A complementary specification, NVMe over fabrics (NVMeoF) defines the attachment of that same NVM storage media over a fabric with microsecond-level latency. The NVMe-oF specification was designed to be agnostic of the underlying transport, and an additional transport specific binding specification is provided to define exactly how a transport can carry NVMe traffic.
Just as PCIe-connected NVMe SSDs have many use cases and flavors (form factor, number of ports, flash type), NVMe over fabrics enables a variety of implementation types.
Several common datacenter fabric transports have emerged as favorite transports including Fibre Channel (FC), RDMA over Converged Ethernet (RoCE), and most recently TCP. Each of these has a binding specification defined. RDMA and TCP binding specifications are included in the NVMe-oF specification. FC-NVMe is available from INCITS standards body.
While there are also proprietary solutions for sending NVMe over a fabric, in this article we’ll examine those three transports and their characteristics.
Fibre Channel has been a well-known lossless transport designed for storage use cases implemented for decades. As such, it has found a home in critical storage infrastructure. While the end of FC has been predicted for many years, it’s clear that as a technology, FC does what it does quite well, as there are many repeat buyers.
Adopting FC-NVMe was a critical step for the FC community, as it enabled an easy migration path from spinning disks connected using Fibre Channel Protocol (FCP), to the low-overhead,
low-latency access to NVMe storage via FC-NVMe. In fact, one of the key benefits of FC-NVMe is that it can be run over the same infrastructure as traditional FCP. This means users aren’t forced to do a massive rip-and-replace upgrade to their infrastructure to use FC-NVMe. Rather, existing investments in FC infrastructure can be maintained, and storage media can be incrementally upgraded to NVMe as needed.
FC-NVMe allows endpoints to negotiate the number of queues that will be enabled between initiators and targets. This is important, as it takes advantage of one of NVMe’s most important characteristics, the ability to support a massive number of I/O queues. Parallel queues enable efficient use of compute and storage resources. For example, with FC-NVMe, different queues can be created for administration commands and data I/O. Further, a core compute node could be configured with an independent queue for each core to access the storage media. This means that threads operating on a given core will not have storage access blocked by storage access from another core.
This isn’t a freebie. The SAN engineer needs to understand the workload needs and how to manage those queues, as well as what the FC infrastructure can support. Either way, this parallelism can be leveraged to enable efficiency and performance.

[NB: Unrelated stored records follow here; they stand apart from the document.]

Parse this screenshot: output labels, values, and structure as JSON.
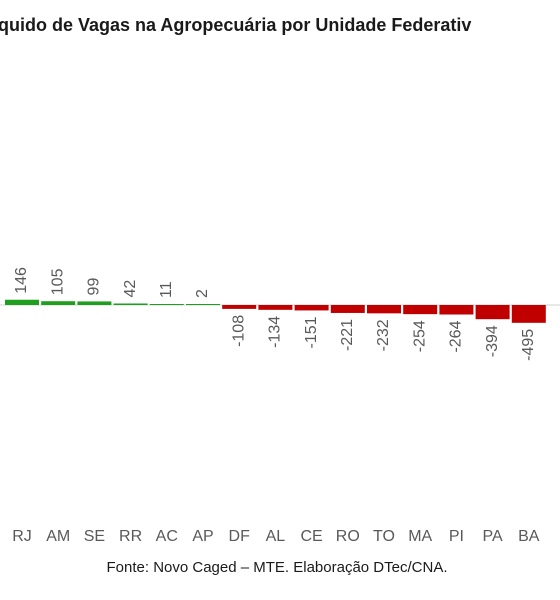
{
  "chart_data": {
    "type": "bar",
    "title": "quido de Vagas na Agropecuária por Unidade Federativ",
    "source": "Fonte: Novo Caged – MTE. Elaboração DTec/CNA.",
    "categories": [
      "RJ",
      "AM",
      "SE",
      "RR",
      "AC",
      "AP",
      "DF",
      "AL",
      "CE",
      "RO",
      "TO",
      "MA",
      "PI",
      "PA",
      "BA"
    ],
    "values": [
      146,
      105,
      99,
      42,
      11,
      2,
      -108,
      -134,
      -151,
      -221,
      -232,
      -254,
      -264,
      -394,
      -495
    ],
    "positive_color": "#1f9e1f",
    "negative_color": "#c00000"
  }
}
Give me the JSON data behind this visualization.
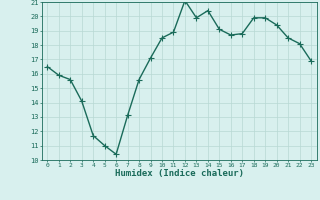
{
  "x": [
    0,
    1,
    2,
    3,
    4,
    5,
    6,
    7,
    8,
    9,
    10,
    11,
    12,
    13,
    14,
    15,
    16,
    17,
    18,
    19,
    20,
    21,
    22,
    23
  ],
  "y": [
    16.5,
    15.9,
    15.6,
    14.1,
    11.7,
    11.0,
    10.4,
    13.1,
    15.6,
    17.1,
    18.5,
    18.9,
    21.1,
    19.9,
    20.4,
    19.1,
    18.7,
    18.8,
    19.9,
    19.9,
    19.4,
    18.5,
    18.1,
    16.9
  ],
  "line_color": "#1a6b5a",
  "marker": "+",
  "bg_color": "#d8f0ee",
  "grid_color": "#b8d8d4",
  "xlabel": "Humidex (Indice chaleur)",
  "xlim": [
    -0.5,
    23.5
  ],
  "ylim": [
    10,
    21
  ],
  "yticks": [
    10,
    11,
    12,
    13,
    14,
    15,
    16,
    17,
    18,
    19,
    20,
    21
  ],
  "xticks": [
    0,
    1,
    2,
    3,
    4,
    5,
    6,
    7,
    8,
    9,
    10,
    11,
    12,
    13,
    14,
    15,
    16,
    17,
    18,
    19,
    20,
    21,
    22,
    23
  ],
  "xlabel_color": "#1a6b5a",
  "tick_color": "#1a6b5a",
  "axis_color": "#1a6b5a",
  "line_width": 1.0,
  "marker_size": 4
}
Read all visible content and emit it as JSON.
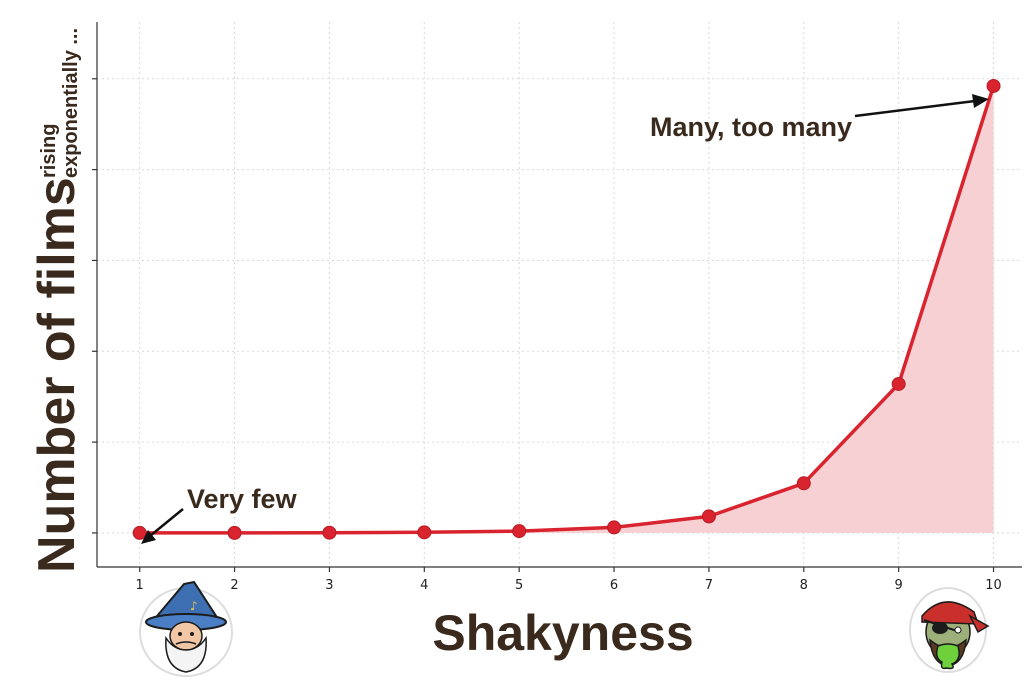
{
  "chart_data": {
    "type": "area",
    "xlabel": "Shakyness",
    "ylabel": "Number of films",
    "ylabel_sub": [
      "rising",
      "exponentially ..."
    ],
    "x": [
      1,
      2,
      3,
      4,
      5,
      6,
      7,
      8,
      9,
      10
    ],
    "y": [
      1,
      3,
      9,
      27,
      81,
      243,
      729,
      2187,
      6561,
      19683
    ],
    "xlim": [
      0.55,
      10.3
    ],
    "ylim": [
      -1500,
      22500
    ],
    "x_ticks": [
      1,
      2,
      3,
      4,
      5,
      6,
      7,
      8,
      9,
      10
    ],
    "y_ticks": [
      0,
      4000,
      8000,
      12000,
      16000,
      20000,
      24000
    ],
    "y_ticks_labeled": false,
    "grid": true,
    "annotations": [
      {
        "text": "Very few",
        "x": 1,
        "y": 1
      },
      {
        "text": "Many, too many",
        "x": 10,
        "y": 19683
      }
    ],
    "colors": {
      "line": "#d9232e",
      "fill": "#f6d0d3",
      "text": "#3a2a1d",
      "axis": "#333333",
      "grid": "#d9d9d9"
    }
  },
  "icons": {
    "left": "wizard-icon",
    "right": "sick-pirate-icon"
  }
}
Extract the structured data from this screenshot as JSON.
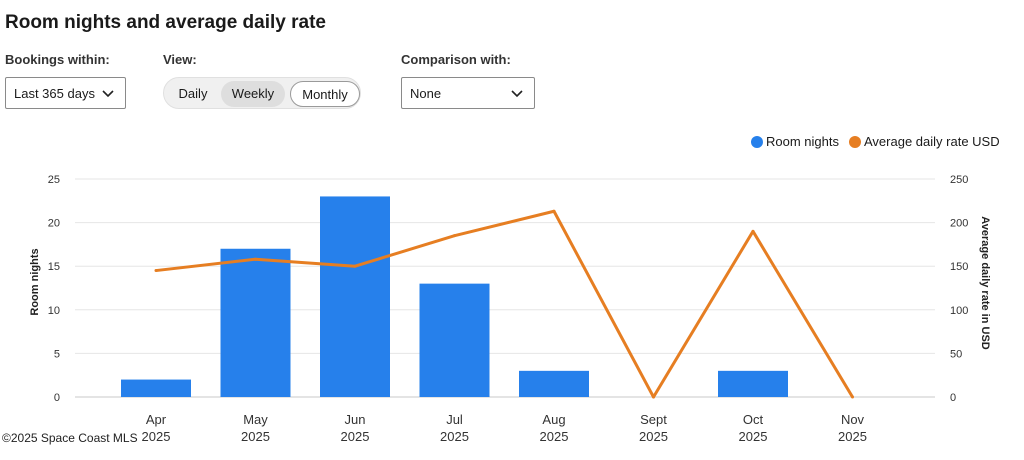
{
  "header": {
    "title": "Room nights and average daily rate"
  },
  "controls": {
    "bookings_label": "Bookings within:",
    "bookings_value": "Last 365 days",
    "view_label": "View:",
    "view_options": [
      "Daily",
      "Weekly",
      "Monthly"
    ],
    "view_selected": "Monthly",
    "comparison_label": "Comparison with:",
    "comparison_value": "None"
  },
  "legend": {
    "room_nights": "Room nights",
    "adr": "Average daily rate USD"
  },
  "watermark": "©2025 Space Coast MLS",
  "colors": {
    "bar": "#2680eb",
    "line": "#e67e22",
    "grid": "#e6e6e6"
  },
  "chart_data": {
    "type": "bar+line",
    "categories": [
      [
        "Apr",
        "2025"
      ],
      [
        "May",
        "2025"
      ],
      [
        "Jun",
        "2025"
      ],
      [
        "Jul",
        "2025"
      ],
      [
        "Aug",
        "2025"
      ],
      [
        "Sept",
        "2025"
      ],
      [
        "Oct",
        "2025"
      ],
      [
        "Nov",
        "2025"
      ]
    ],
    "series": [
      {
        "name": "Room nights",
        "type": "bar",
        "axis": "left",
        "values": [
          2,
          17,
          23,
          13,
          3,
          0,
          3,
          0
        ]
      },
      {
        "name": "Average daily rate USD",
        "type": "line",
        "axis": "right",
        "values": [
          145,
          158,
          150,
          185,
          213,
          0,
          190,
          0
        ]
      }
    ],
    "ylabel": "Room nights",
    "y2label": "Average daily rate in USD",
    "ylim": [
      0,
      25
    ],
    "y2lim": [
      0,
      250
    ],
    "yticks": [
      0,
      5,
      10,
      15,
      20,
      25
    ],
    "y2ticks": [
      0,
      50,
      100,
      150,
      200,
      250
    ],
    "grid": true,
    "legend_position": "top-right"
  }
}
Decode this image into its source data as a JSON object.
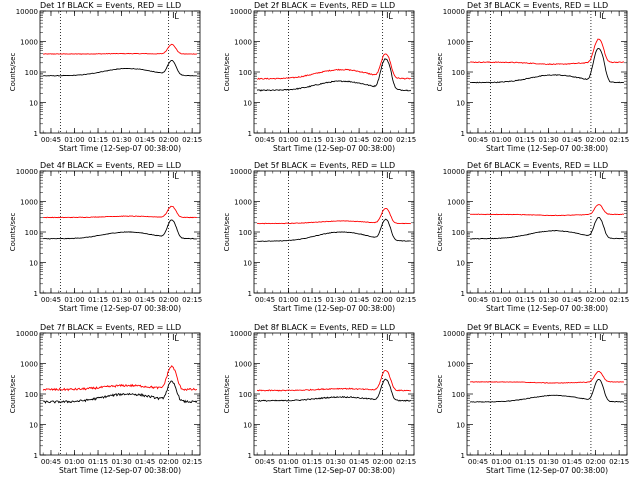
{
  "chart_data": {
    "type": "line",
    "yscale": "log",
    "ylim": [
      1,
      10000
    ],
    "xlim": [
      "00:38",
      "02:20"
    ],
    "x_ticks": [
      "00:45",
      "01:00",
      "01:15",
      "01:30",
      "01:45",
      "02:00",
      "02:15"
    ],
    "y_ticks": [
      "1",
      "10",
      "100",
      "1000",
      "10000"
    ],
    "xlabel": "Start Time (12-Sep-07 00:38:00)",
    "ylabel": "Counts/sec",
    "series_colors": {
      "events": "#000000",
      "lld": "#ff0000"
    },
    "marker_label": "L",
    "panels": [
      {
        "title": "Det 1f BLACK = Events, RED = LLD",
        "dotted_lines": [
          "00:51",
          "02:00"
        ],
        "marker_time": "02:03",
        "noise": 0.02,
        "events": {
          "base": 75,
          "bump": 130,
          "flare": 240
        },
        "lld": {
          "base": 390,
          "bump": 400,
          "flare": 800
        }
      },
      {
        "title": "Det 2f BLACK = Events, RED = LLD",
        "dotted_lines": [
          "01:00",
          "02:00"
        ],
        "marker_time": "02:03",
        "noise": 0.04,
        "events": {
          "base": 25,
          "bump": 50,
          "flare": 270
        },
        "lld": {
          "base": 60,
          "bump": 120,
          "flare": 400
        }
      },
      {
        "title": "Det 3f BLACK = Events, RED = LLD",
        "dotted_lines": [
          "00:53",
          "01:57"
        ],
        "marker_time": "02:03",
        "noise": 0.03,
        "events": {
          "base": 45,
          "bump": 80,
          "flare": 600
        },
        "lld": {
          "base": 210,
          "bump": 180,
          "flare": 1200
        }
      },
      {
        "title": "Det 4f BLACK = Events, RED = LLD",
        "dotted_lines": [
          "00:51",
          "02:00"
        ],
        "marker_time": "02:03",
        "noise": 0.02,
        "events": {
          "base": 60,
          "bump": 100,
          "flare": 250
        },
        "lld": {
          "base": 300,
          "bump": 330,
          "flare": 700
        }
      },
      {
        "title": "Det 5f BLACK = Events, RED = LLD",
        "dotted_lines": [
          "01:00",
          "02:00"
        ],
        "marker_time": "02:03",
        "noise": 0.02,
        "events": {
          "base": 50,
          "bump": 100,
          "flare": 260
        },
        "lld": {
          "base": 190,
          "bump": 230,
          "flare": 600
        }
      },
      {
        "title": "Det 6f BLACK = Events, RED = LLD",
        "dotted_lines": [
          "00:53",
          "01:57"
        ],
        "marker_time": "02:03",
        "noise": 0.02,
        "events": {
          "base": 60,
          "bump": 110,
          "flare": 300
        },
        "lld": {
          "base": 380,
          "bump": 350,
          "flare": 800
        }
      },
      {
        "title": "Det 7f BLACK = Events, RED = LLD",
        "dotted_lines": [
          "00:51",
          "02:00"
        ],
        "marker_time": "02:03",
        "noise": 0.08,
        "events": {
          "base": 55,
          "bump": 100,
          "flare": 250
        },
        "lld": {
          "base": 140,
          "bump": 190,
          "flare": 800
        }
      },
      {
        "title": "Det 8f BLACK = Events, RED = LLD",
        "dotted_lines": [
          "01:00",
          "02:00"
        ],
        "marker_time": "02:03",
        "noise": 0.04,
        "events": {
          "base": 60,
          "bump": 80,
          "flare": 300
        },
        "lld": {
          "base": 130,
          "bump": 150,
          "flare": 600
        }
      },
      {
        "title": "Det 9f BLACK = Events, RED = LLD",
        "dotted_lines": [
          "00:53",
          "01:57"
        ],
        "marker_time": "02:03",
        "noise": 0.02,
        "events": {
          "base": 55,
          "bump": 90,
          "flare": 300
        },
        "lld": {
          "base": 250,
          "bump": 230,
          "flare": 550
        }
      }
    ]
  }
}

A number of NVMe-oF products have been announced using RoCE, and have gained a following with those shops more comfortable with an ethernet-based fabric. Like FC, the queuing methodology for RoCE maps very well to NVMe, enabling minimal protocol translation as data makes it way from the network to the SSD. However, while ethernet is well known, implementation of a lossless fabric using ethernet requires turning on Data Center Bridging (DCB) protocols to handle congestion and flow control. This adds another interoperability vector, and complexity in order to tune the protocols properly to get the most out of the network with a given workload. So, for applications where latency is the primary consideration, RoCE makes sense. Of course, every hop in a network adds latency, therefore some vendors are targeting RoCE as an NVMe-oF solution for single rack applications, and looking at TCP as a solution for aisle scale or datacenter scale applications.
The most recent addition, ratified in December 2018, of the NVMe-oF transport family is TCP, or NVMe/TCP. TCP has a few key advantages. First, TCP is a well-known protocol. Network engineers understand its behavior very well, and know how to use it. From that perspective, the ‘learning curve’ of enabling NVMe/TCP in the datacenter is shorter and smoother.